Department of Molecular Biology and Biochemistry, University of California Irvine, Irvine, CA, 92697, USA.
Department of Developmental and Cell Biology, University of California Irvine, Irvine, CA, 92697, USA.
Breast Cancer Res. 2021 Sep 27;23(1):93. doi: 10.1186/s13058-021-01468-x.
Cancer metastasis is a complex process involving the spread of malignant cells from a primary tumor to distal organs. Understanding this cascade at a mechanistic level could provide critical new insights into the disease and potentially reveal new avenues for treatment. Transcriptome profiling of spontaneous cancer models is an attractive method to examine the dynamic changes accompanying tumor cell spread. However, such studies are complicated by the underlying heterogeneity of the cell types involved. The purpose of this study was to examine the transcriptomes of metastatic breast cancer cells using the well-established MMTV-PyMT mouse model.
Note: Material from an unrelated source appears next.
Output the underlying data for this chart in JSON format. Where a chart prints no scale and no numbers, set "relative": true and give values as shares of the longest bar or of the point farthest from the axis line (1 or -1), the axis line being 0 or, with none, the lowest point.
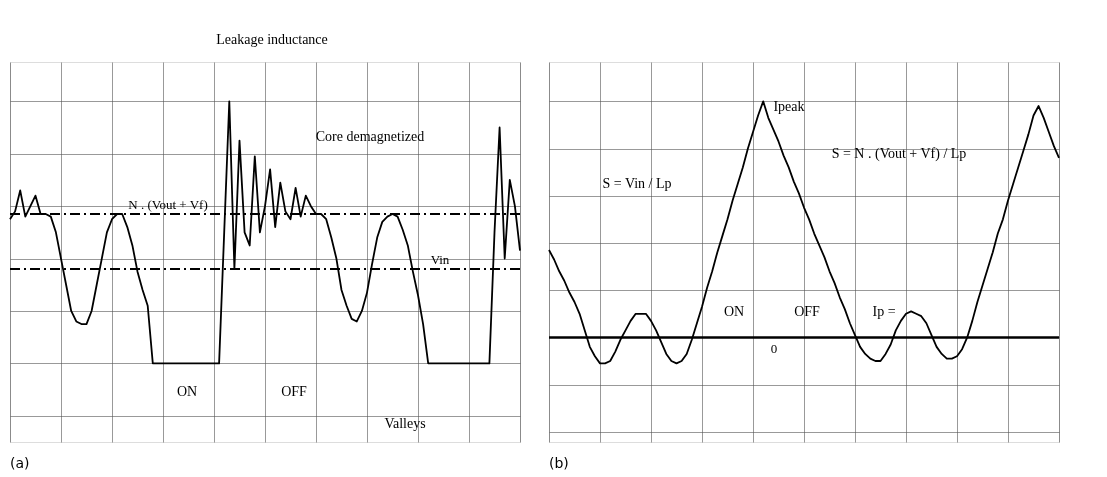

Organ-derived metastatic cell lines were harvested from 10 female MMTV-PyMT mice. Cancer cells were isolated and sorted based on the expression of CD44/EpCAM or CD44/EpCAM surface markers. RNA from each cell line was extracted and sequenced using the NextSeq 500 Illumina platform. Tissue-specific genes were compared across the different metastatic and primary tumor samples. Reads were mapped to the mouse genome using STAR, and gene expression was quantified using RSEM. Single-cell RNA-seq (scRNA-seq) was performed on select samples using the ddSeq platform by BioRad and analyzed using Seurat v3.2.3. Monocle2 was used to infer pseudo-time progression.
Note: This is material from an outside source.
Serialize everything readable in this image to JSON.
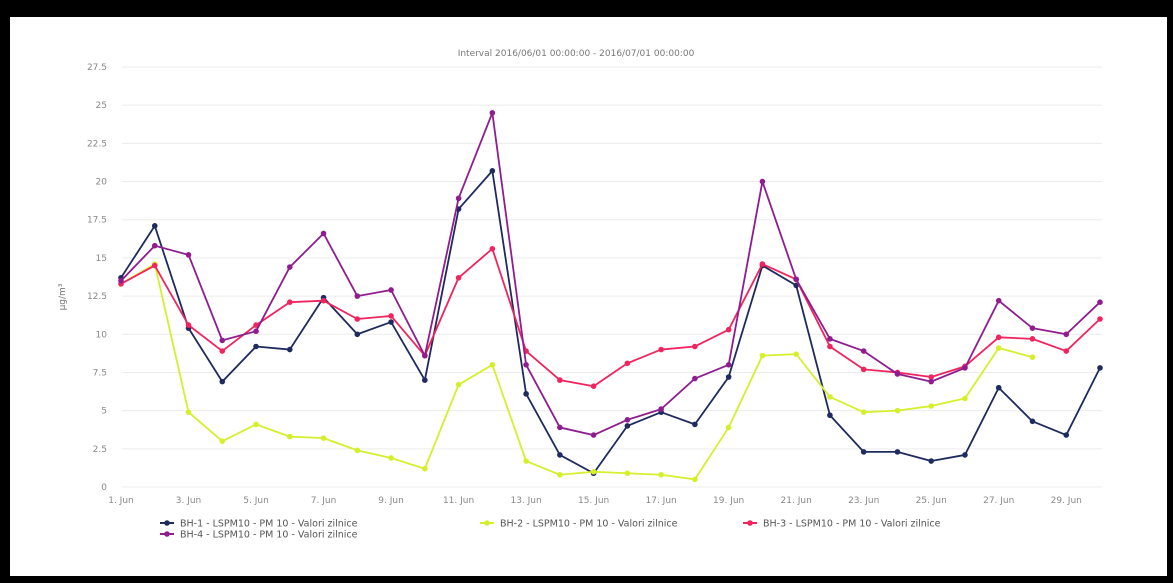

Comparison of RNA sequencing data across all cell populations produced distinct gene clusters. Differential gene expression patterns related to CD44 expression, organ tropism, and immunomodulatory signatures were observed. scRNA-seq identified expression profiles based on tissue-dependent niches and clonal heterogeneity. These cohorts of data were narrowed down to identify subsets of genes with high expression and known metastatic propensity. Dot plot analyses further revealed clusters expressing cancer stem cell and cancer dormancy markers. Changes in relevant genes were investigated across pseudo-time and tissue origin using Monocle2. These data revealed transcriptomes that may contribute to sub-clonal evolution and treatment evasion during cancer progression.
We performed a comprehensive transcriptome analysis of tumor heterogeneity and organ tropism during breast cancer metastasis. These data add to our understanding of metastatic progression and highlight targets for breast cancer treatment. These markers could also be used to image the impact of tumor heterogeneity on metastases.
癌症转移是一个复杂的过程,涉及恶性细胞从原发性肿瘤向远处器官的扩散。从机制层面上理解这一级联反应,可以为该疾病提供关键的新见解,并可能为治疗提供新途径。自发癌症模型的转录组谱分析是一种研究伴随肿瘤细胞扩散的动态变化的有吸引力的方法。然而,这种研究受到所涉及的细胞类型的内在异质性的影响。本研究的目的是使用成熟的 MMTV-PyMT 小鼠模型研究转移性乳腺癌细胞的转录组。
从 10 只雌性 MMTV-PyMT 小鼠中收获器官来源的转移性细胞系。根据 CD44/EpCAM 或 CD44/EpCAM 表面标志物的表达,分离和分选癌细胞。从每个细胞系提取 RNA,并使用 NextSeq 500 Illumina 平台进行测序。比较不同转移性和原发性肿瘤样本中的组织特异性基因。使用 STAR 将reads 映射到小鼠基因组,使用 RSEM 定量基因表达。使用 BioRad 的 ddSeq 平台对选定样本进行单细胞 RNA-seq(scRNA-seq),并使用 Seurat v3.2.3 进行分析。使用 Monocle2 推断伪时间进展。
对所有细胞群体的 RNA 测序数据进行比较,产生了不同的基因簇。观察到与 CD44 表达、器官趋向性和免疫调节特征相关的差异基因表达模式。scRNA-seq 根据组织依赖的生态位和克隆异质性鉴定表达谱。这些数据群集缩小到识别具有高表达和已知转移性倾向的基因子集。点图分析进一步揭示了表达癌症干细胞和癌症休眠标志物的簇。使用 Monocle2 跨伪时间和组织起源研究相关基因的变化。这些数据揭示了可能有助于癌症进展过程中亚克隆进化和治疗逃避的转录组。
我们对乳腺癌转移过程中的肿瘤异质性和器官趋向性进行了全面的转录组分析。这些数据增加了我们对转移性进展的理解,并强调了乳腺癌治疗的靶点。这些标志物也可用于成像肿瘤异质性对转移的影响。